When her Jewish classmates at the University of Warsaw began to be systemically oppressed and ridiculed prior to the outbreak of WWII by way of the ghetto-bench system - which forced them to self-identify as Jewish on their student cards and sit on wooden benches on the sides of the lecture halls while those students who self-identified as Aryan on their student cards enjoyed the comfortable desks nearer to the professor - Irena knew what she had to do. So she defaced her student card by scratching off the Aryan symbol and choosing her seat among her Jewish classmates on the benches. This resulted in her expulsion from University and her being denied graduation, though she was awarded her degree in Polish Literature later.
When the Nazi party and their nefarious leader, Adolph Hitler, annexed Poland, the Jewish population immediately began to suffer. When they formed the Warsaw Ghetto, which crammed all of the Polish Jews in and around Warsaw (a half a million people y'all) into a teeny-tiny one square mile radius, lined with electrified fences and razor wire, Irena and a network of like-minded people, who called themselves Zegota, saw that destruction and annihilation were on the horizon.

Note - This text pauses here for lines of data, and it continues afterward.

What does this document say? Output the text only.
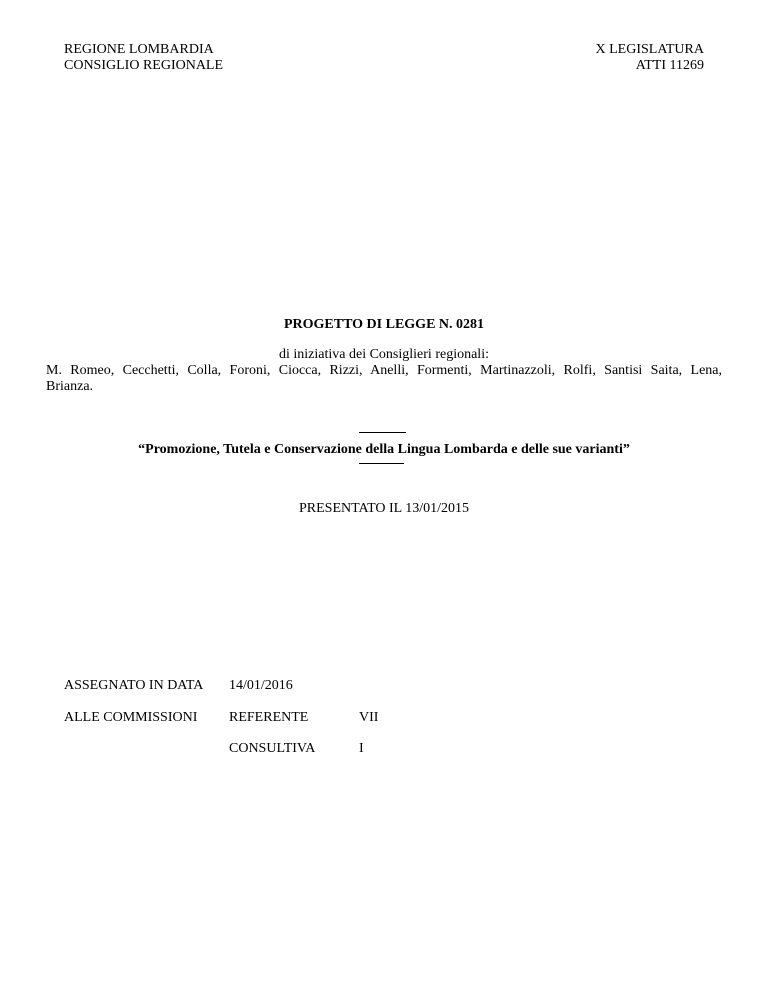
REGIONE LOMBARDIA
CONSIGLIO REGIONALE
X LEGISLATURA
ATTI 11269
PROGETTO DI LEGGE N. 0281
di iniziativa dei Consiglieri regionali:
M. Romeo, Cecchetti, Colla, Foroni, Ciocca, Rizzi, Anelli, Formenti, Martinazzoli, Rolfi, Santisi Saita, Lena, Brianza.
“Promozione, Tutela e Conservazione della Lingua Lombarda e delle sue varianti”
PRESENTATO IL 13/01/2015
ASSEGNATO IN DATA 14/01/2016
ALLE COMMISSIONI REFERENTE	VII
CONSULTIVA	I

They obtained documents from the Nazi's to be allowed access to the ghetto under the guise of preventing typhus from spreading. This was all Irena needed. At once, she and her network began smuggling children out of the Warsaw Ghetto and depositing them into non-Jewish homes and Catholic orphanages.
The punishment for helping one Jew during this reign was death - death for your family, then for you. But Irena didn't help one Jew.
She saved 2,500 Jewish children from certain death by smuggling them out of Warsaw Ghetto before they could be deported to Dachau - where immediate death awaited.
So today - in honor of International Women's Day, we salute you, Irena Sendler. A woman who, up until her death, felt that she hadn't done enough during that hellish time, and who bravely broke unrighteous laws for the betterment of humanity and in doing so, helped save generations and then, was declared a Catholic Saint by Pope Benedict XVI.
What an inspiring person. A fascinating article, very apt for International Women’s Day. Thank you for posting it.